Estava escuro, a luz da entrada não
atingia o local, mas não precisou tatear muito até achar a vidraça quebrada.
Com o apoio de uma lata, alcançou a
altura necessária para efetuar a invasão. Muito cuidado agora, qualquer pressa poderia
lhe causar cortes tremendos por todo o corpo. Foi se enfiando no buraco aos
poucos, milímetro por milímetro, o fôlego praticamente suspenso, as mãozinhas magras
no parapeito interno da janela, providenciando equilíbrio. Só precisava de
calma, a calma que tivera até então, bastava torcer o quadril uns centímetros
para a esquerda, talvez encostando-o na lâmina afiada do vidro, até que sua
perna direita também começasse a entrar.
A operação deu errado, porém. De tão
lento que ia, talvez, a mão escorregou e ele desabou para dentro da casa. Só
quando atingiu o assoalho úmido, assim meio de lado, amortecendo a queda com os
braços e o beiral da testa - o zoadão de vidros e madeiras terminando - é que
sentiu a dor aguda e incisiva nas costas.
__Me cortei, droga, me cortei...
Passou a mão na perna, devagar, e a
sentiu molhada, absolutamente molhada. “Tá sangrando pra valer” concluiu. Precisava
pegar os salames, os biscoitos, os pães, tudo enfim que pudesse carregar, e dar
o fora de uma vez.
Definitivamente não havia mais ninguém
naquela casa, nem velhos, nem feiticeiros, nem fantasmas.
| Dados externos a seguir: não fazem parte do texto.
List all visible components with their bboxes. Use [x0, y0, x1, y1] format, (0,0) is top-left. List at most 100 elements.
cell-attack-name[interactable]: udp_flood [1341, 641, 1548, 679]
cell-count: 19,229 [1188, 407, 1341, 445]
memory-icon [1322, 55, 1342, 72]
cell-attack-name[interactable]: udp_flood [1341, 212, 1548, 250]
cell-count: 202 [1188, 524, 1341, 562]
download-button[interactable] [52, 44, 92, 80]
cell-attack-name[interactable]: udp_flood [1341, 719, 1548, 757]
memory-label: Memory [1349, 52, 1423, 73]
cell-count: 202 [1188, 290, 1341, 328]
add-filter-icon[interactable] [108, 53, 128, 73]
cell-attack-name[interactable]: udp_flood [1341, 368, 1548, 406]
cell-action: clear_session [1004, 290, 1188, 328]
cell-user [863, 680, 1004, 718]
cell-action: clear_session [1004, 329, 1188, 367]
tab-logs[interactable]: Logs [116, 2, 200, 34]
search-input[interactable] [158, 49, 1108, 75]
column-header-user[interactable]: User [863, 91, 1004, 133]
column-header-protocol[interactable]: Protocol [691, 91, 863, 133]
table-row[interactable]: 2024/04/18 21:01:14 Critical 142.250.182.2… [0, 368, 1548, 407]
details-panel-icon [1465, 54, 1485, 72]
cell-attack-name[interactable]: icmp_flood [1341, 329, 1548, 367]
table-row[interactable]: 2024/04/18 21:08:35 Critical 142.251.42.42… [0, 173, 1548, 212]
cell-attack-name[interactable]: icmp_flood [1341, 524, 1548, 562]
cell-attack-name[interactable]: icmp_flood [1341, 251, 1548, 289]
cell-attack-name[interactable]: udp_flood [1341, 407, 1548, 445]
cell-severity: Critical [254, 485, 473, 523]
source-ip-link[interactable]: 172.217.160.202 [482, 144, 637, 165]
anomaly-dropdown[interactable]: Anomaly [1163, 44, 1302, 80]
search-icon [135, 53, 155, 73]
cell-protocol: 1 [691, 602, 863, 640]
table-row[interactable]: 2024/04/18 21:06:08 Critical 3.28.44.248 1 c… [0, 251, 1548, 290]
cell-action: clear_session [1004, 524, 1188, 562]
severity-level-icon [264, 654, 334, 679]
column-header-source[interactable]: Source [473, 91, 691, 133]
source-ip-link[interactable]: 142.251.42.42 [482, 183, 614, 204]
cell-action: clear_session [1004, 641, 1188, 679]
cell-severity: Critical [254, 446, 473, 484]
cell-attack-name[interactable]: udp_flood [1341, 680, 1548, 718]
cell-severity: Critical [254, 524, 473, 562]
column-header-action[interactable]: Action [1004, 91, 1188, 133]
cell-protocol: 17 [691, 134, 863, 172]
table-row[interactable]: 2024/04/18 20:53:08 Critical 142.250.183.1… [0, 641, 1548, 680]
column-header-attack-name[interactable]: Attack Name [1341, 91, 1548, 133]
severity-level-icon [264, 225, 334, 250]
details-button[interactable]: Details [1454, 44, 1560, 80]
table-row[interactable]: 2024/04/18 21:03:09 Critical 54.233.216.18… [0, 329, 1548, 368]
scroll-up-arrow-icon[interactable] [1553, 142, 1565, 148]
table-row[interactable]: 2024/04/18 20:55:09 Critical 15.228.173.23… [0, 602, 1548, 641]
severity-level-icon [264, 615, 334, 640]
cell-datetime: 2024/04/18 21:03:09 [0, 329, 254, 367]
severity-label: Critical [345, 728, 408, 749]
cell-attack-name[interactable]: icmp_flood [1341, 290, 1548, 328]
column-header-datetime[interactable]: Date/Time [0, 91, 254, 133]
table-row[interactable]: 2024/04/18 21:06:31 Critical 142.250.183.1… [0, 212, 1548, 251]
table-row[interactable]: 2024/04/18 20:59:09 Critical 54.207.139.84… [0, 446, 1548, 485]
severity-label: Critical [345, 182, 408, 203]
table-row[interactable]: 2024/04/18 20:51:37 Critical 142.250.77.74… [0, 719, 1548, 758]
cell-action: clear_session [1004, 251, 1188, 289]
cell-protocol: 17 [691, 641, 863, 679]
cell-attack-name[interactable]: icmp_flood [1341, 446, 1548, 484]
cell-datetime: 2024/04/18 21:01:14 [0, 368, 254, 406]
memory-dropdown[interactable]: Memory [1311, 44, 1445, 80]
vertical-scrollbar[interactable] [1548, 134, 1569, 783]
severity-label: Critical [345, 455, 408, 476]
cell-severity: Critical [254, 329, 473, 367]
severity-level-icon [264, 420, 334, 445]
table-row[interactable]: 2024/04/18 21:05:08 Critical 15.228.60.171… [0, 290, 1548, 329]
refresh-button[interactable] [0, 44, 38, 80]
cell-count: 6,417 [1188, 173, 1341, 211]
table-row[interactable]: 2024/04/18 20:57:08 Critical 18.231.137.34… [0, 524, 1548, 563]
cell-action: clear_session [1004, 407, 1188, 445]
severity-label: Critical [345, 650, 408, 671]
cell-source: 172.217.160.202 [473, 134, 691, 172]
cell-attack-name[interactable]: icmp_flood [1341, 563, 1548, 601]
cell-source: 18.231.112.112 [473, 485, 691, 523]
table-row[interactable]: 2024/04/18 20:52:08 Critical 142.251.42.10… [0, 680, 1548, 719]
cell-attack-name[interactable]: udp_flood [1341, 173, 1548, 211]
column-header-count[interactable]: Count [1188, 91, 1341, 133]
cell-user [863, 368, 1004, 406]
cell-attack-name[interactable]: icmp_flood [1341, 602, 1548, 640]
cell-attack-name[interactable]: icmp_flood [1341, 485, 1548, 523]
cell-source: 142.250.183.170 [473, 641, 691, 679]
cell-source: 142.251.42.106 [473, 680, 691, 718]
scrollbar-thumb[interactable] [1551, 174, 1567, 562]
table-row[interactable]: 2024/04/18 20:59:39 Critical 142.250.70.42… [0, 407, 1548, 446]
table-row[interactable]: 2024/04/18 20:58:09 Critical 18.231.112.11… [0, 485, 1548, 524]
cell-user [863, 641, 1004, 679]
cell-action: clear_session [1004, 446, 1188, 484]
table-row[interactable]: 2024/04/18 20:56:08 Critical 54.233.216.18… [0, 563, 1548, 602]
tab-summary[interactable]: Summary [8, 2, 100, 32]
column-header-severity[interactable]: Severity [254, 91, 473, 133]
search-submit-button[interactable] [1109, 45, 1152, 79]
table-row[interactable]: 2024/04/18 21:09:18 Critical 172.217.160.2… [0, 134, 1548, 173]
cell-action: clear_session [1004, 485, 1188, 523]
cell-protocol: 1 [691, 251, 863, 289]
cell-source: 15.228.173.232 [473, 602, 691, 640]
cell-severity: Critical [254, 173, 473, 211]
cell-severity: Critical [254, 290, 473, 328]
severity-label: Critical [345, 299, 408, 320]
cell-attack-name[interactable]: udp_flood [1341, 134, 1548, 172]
A porta do quartinho estava destrancada.
Beleza! Dinho respirou fundo, conseguiu controlar a dor, tirou o “saco de
compras” do bolso e, pé ante pé, procurou o interior do casarão.
...
No extremo oposto da claridade que se findava
num cone, viu algo realmente estranho. Um sapo surgiu das trevas e colocou-se a
postos, como um cão de guarda, encarando-o com seus olhos amendoados e
fosforescentes. Talvez fosse o sapo que o velho capturava no outro dia, no
ponto de ônibus. Por um segundo, Dinho pensou em retornar, mas isso não tinha
sentido, aquele animalzinho feio não poderia lhe causar mal nenhum. Avançou
mais dois passos, o sapo na mesma postura. Então, da parte escura da sala,
começaram a surgir diversos ruídos secos, sem eco, como se bolas murchas
caíssem e ficassem coladas no chão. O sapo, na frente de Dinho, continuava de
guarda, em cada olho uma lanterna.
Quando o garoto finalmente resolve
desistir e se virar para correr, as luzes se acendem.
Na sua frente está o dono da casa, o
velho, só que agora mais pálido, os olhos bem mais vermelhos, o nariz
redobradamente afilado e adunco. O menino grita. Atrás do bruxo, centenas, não,
milhares de sapos, todos de prontidão, imóveis, com os papos insuflados.